Reputation: 4710
In my QTextBrowser I detect links like "www.test.com" with
re.compile( r"(\b(?:(?:https?|ftp|file)://|www\.|ftp\.)[-A-Za-z0-9+&@#/%?=~_()|!:,.;]*[-A-Za-z0-9+&@#/%=~_()|])" )
When further actions on the QTextBrowser occur, the text is received again with text.toHtml()
and then parsed again. This leads to cascaded hyperlinks.

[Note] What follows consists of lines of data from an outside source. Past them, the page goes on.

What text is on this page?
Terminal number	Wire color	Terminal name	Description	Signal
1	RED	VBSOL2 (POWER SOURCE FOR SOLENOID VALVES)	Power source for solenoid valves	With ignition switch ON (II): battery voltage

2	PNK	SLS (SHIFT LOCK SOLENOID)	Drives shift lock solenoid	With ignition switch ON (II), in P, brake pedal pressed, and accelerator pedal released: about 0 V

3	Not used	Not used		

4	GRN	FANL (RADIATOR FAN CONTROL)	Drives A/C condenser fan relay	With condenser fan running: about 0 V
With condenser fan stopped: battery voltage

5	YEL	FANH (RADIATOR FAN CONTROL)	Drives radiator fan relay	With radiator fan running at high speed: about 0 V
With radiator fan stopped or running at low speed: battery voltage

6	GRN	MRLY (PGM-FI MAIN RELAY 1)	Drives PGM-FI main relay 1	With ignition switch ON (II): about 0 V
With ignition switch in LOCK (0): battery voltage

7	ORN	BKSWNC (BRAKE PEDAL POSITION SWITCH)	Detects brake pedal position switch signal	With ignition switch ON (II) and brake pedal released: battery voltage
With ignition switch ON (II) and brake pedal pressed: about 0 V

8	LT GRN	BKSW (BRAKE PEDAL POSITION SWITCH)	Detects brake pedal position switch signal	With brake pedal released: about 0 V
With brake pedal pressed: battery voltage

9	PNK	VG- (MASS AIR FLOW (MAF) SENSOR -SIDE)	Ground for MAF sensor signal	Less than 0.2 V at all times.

So I want, before parsing again, the hyperlinks HTML to be removed. For example, the text looks like
<a href="www.test.com">www.test.com</a>
after first parsing and should look like
www.test.com
before the second parsing, to prevent cascading.
How do I remove
<a href="SOMETHING"> and </a>
with a regex?
Other html-tags like bold or italic should not be removed.#
EDIT
I've heard about not parsing HTML with regex, but I think here it should be possible and I don't want further dependencies in my program.
Upvotes: 0
Views: 1803
Reputation: 70732
I would consider using BeautifulSoup for this task.
>>> from bs4 import BeautifulSoup
>>> soup = BeautifulSoup(html)
>>> for m in soup.find_all('a'):
... m.replaceWithChildren()
>>> print soup
Upvotes: 2